Before anyone can answer, my phone buzzes. Then Scarlett's. We look at each other and pull them out simultaneously.

The same message on both screens: "Act 1 complete. You've met. Now the real fun begins. Tomorrow, Scarlett will walk into Adrian's classroom. And both of you will have to decide—do you pretend tonight never happened? Or do you acknowledge the connection you just felt? Choose wisely. I'm always watching. —Your Puppet Master"

My blood runs cold.

"They know you're my student," I whisper.

"They planned this whole thing." Scarlett's hands shake as she grips her phone. "The breakup happened hours ago. How could anyone plan this so fast?"

Unless, a dark voice whispers in my mind, the breakup wasn't an accident either.

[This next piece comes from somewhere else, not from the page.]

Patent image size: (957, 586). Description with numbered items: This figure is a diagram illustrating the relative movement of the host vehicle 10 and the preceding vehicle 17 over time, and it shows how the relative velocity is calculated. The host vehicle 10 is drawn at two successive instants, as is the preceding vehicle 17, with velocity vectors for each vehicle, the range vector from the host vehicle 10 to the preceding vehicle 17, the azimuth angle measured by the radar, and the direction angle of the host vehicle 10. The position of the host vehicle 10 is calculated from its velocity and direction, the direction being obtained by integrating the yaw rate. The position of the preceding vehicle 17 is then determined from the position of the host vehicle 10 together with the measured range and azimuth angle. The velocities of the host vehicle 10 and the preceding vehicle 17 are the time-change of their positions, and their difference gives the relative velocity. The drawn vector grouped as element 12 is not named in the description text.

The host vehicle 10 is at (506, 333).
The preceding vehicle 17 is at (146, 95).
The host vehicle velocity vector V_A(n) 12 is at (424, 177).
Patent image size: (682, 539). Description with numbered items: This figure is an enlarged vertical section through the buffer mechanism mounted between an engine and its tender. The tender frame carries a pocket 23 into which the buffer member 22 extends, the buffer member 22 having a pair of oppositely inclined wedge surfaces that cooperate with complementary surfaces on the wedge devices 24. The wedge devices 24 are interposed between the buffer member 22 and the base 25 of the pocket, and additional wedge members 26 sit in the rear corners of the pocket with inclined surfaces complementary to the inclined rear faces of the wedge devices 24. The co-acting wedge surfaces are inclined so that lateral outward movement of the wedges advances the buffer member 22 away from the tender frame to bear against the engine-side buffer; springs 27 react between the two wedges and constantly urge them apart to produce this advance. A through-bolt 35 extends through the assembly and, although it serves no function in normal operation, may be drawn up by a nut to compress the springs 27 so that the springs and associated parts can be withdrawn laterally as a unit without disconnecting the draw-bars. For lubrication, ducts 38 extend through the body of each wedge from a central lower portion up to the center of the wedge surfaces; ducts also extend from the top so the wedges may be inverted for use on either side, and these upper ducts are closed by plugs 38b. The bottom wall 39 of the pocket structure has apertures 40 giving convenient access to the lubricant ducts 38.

"What if someone made your boyfriend cheat?" I voice the horrible thought. "What if someone arranged for you to find out tonight, at the exact right time to get you to that bar?"

Scarlett's face drains of color. "That's impossible. Tyler's been cheating for months—"

"Or someone's been planning this for months."

The three of us stand in the alley as the truth settles over us like ice. Someone has been orchestrating our lives. Moving us like chess pieces. Building toward this moment.

"Why us?" Scarlett whispers. "What do they want?"

My phone buzzes again. One more message: "P.S. — Adrian, look up."

I do.

On the building across the alley, projected onto the brick wall in huge letters:

"SMILE FOR THE CAMERA, PROFESSOR. YOUR SECRET IS ABOUT TO GO VIRAL."

Below the words, a photo. Me and Scarlett in the bar, moments before the lights went out. The angle makes it look intimate. Wrong. Like a professor meeting a student for something forbidden.

"No," I breathe.

The photo disappears, replaced by new words: "SEE YOU IN CLASS ON MONDAY. DON'T DISAPPOINT ME."

Then darkness.

And the sound of a camera shutter clicking somewhere in the shadows above us.